Elle prend le petit chien dans ses bras pour le câliner. Je rencontre enfin son spitz japonais, qu'elle s'est résignée à laisser à ses parents plutôt que de l'enfermer dans son 30 m² du 2e arrondissement. Il retrouve la terre ferme aux pieds des valises lorsqu'une femme avenante aux cheveux bruns très courts, vêtue d'un gilet en laine gris clair et d'une longue jupe noire, surgit, les bras grands ouverts.
— Ma chérie ! Tu m'as tellement manqué !
Sa mère serre fort Kat contre elle, puis me salue et m'embrasse chaleureusement. Sa jovialité me déconcerte et contraste avec la froideur de ma propre mère.
— Bienvenue chez nous, Mila ! Kat nous a beaucoup parlé de toi, je suis contente de faire enfin ta connaissance. Vous avez fait bon voyage ?
— C'était la folie à Paris et le train était bondé, souffle mon amie en même temps qu'elle retire son écharpe.
— J'imagine que vous avez juste grignoté, devine sa maman. Installez-vous au salon, je vous prépare des gâteaux et une tisane pour vous réchauffer.
Bien que nous soyons épuisées, impossible de refuser une si gentille attention. Nos attirails d'hiver suspendus au porte-manteau mural et nos chaussures alignées dessous, nous rejoignons avec son père la grande table en bois massif de la salle à manger, le toutou sur nos talons. Katell s'affale sur une chaise en rotin en expirant avec force. Je retiens un bâillement et l'imite. Les bougies allumées et les flocons en résine pailletée dispersés sur le chemin de table rouge, par-dessus une nappe en plastique transparent, m'hypnotisent.
Un feu crépite dans la cheminée en pierre. Des bonshommes de neige, des oiseaux, des pingouins, des nounours et d'autres figurines, un village de Noël miniature, ainsi que diverses guirlandes dorées et argentées embellissent les meubles anciens. Le gros sapin touffu, largement décoré, se dresse dans un coin de la pièce.

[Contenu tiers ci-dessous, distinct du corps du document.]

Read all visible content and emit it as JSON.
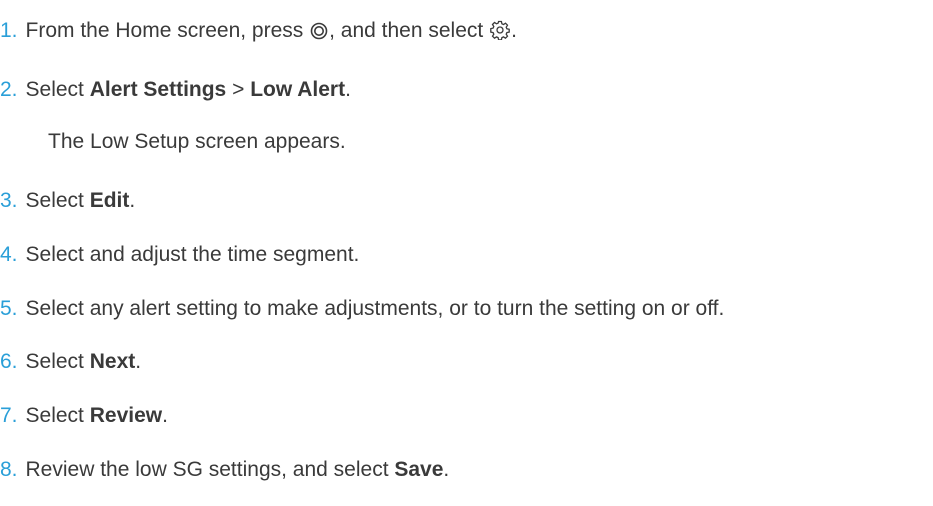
{
  "steps": [
    {
      "number": "1.",
      "segments": [
        {
          "text": "From the Home screen, press ",
          "bold": false
        },
        {
          "icon": "menu-button-icon"
        },
        {
          "text": ", and then select ",
          "bold": false
        },
        {
          "icon": "gear-icon"
        },
        {
          "text": ".",
          "bold": false
        }
      ]
    },
    {
      "number": "2.",
      "segments": [
        {
          "text": "Select ",
          "bold": false
        },
        {
          "text": "Alert Settings",
          "bold": true
        },
        {
          "text": " > ",
          "bold": false
        },
        {
          "text": "Low Alert",
          "bold": true
        },
        {
          "text": ".",
          "bold": false
        }
      ],
      "note": "The Low Setup screen appears."
    },
    {
      "number": "3.",
      "segments": [
        {
          "text": "Select ",
          "bold": false
        },
        {
          "text": "Edit",
          "bold": true
        },
        {
          "text": ".",
          "bold": false
        }
      ]
    },
    {
      "number": "4.",
      "segments": [
        {
          "text": "Select and adjust the time segment.",
          "bold": false
        }
      ]
    },
    {
      "number": "5.",
      "segments": [
        {
          "text": "Select any alert setting to make adjustments, or to turn the setting on or off.",
          "bold": false
        }
      ]
    },
    {
      "number": "6.",
      "segments": [
        {
          "text": "Select ",
          "bold": false
        },
        {
          "text": "Next",
          "bold": true
        },
        {
          "text": ".",
          "bold": false
        }
      ]
    },
    {
      "number": "7.",
      "segments": [
        {
          "text": "Select ",
          "bold": false
        },
        {
          "text": "Review",
          "bold": true
        },
        {
          "text": ".",
          "bold": false
        }
      ]
    },
    {
      "number": "8.",
      "segments": [
        {
          "text": "Review the low SG settings, and select ",
          "bold": false
        },
        {
          "text": "Save",
          "bold": true
        },
        {
          "text": ".",
          "bold": false
        }
      ]
    }
  ]
}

Aucun doute, Kat n'a pas menti ; sa famille est au taquet en cette période.
On est loin de mon studio, où je me contente d'un simple arbre en ferraille, de la taille d'une canette de soda, posé sur ma table basse. Pour mes parents, cet événement n'a jamais mérité d'effort quelconque. Leur appartement luxueux du 16e arrondissement reste sobre en décoration, jusqu'au sapin Nordmann à peine habillé, présent pour faire bonne figure s'ils reçoivent de la visite.
— Comment ça s'passe au travail ? s'enquiert Ronan. Pas trop submergées cette semaine ?
— J'ai croulé sous le boulot, se plaint Katell. Le client pour qui je bosse en ce moment arrête pas de me demander des retouches sur le design, sauf qu'il avait validé la maquette de son site ! Il m'a envoyé une modif' à faire à 17 heures, alors qu'on est vendredi ! Non mais tu y crois, toi ? Une dinguerie ! Sont pénibles quand la boîte ferme pour les vacances. Je commence à envier Maël d'avoir choisi de vivre de sa passion !
— Oui, mais ton frère ne vit pas encore de sa musique, précise sa mère en revenant avec un plateau. Il travaille toujours au centre de loisirs pour compléter.
— J'sais pas ce qui est pire entre côtoyer mes clients ou des enfants toute la journée...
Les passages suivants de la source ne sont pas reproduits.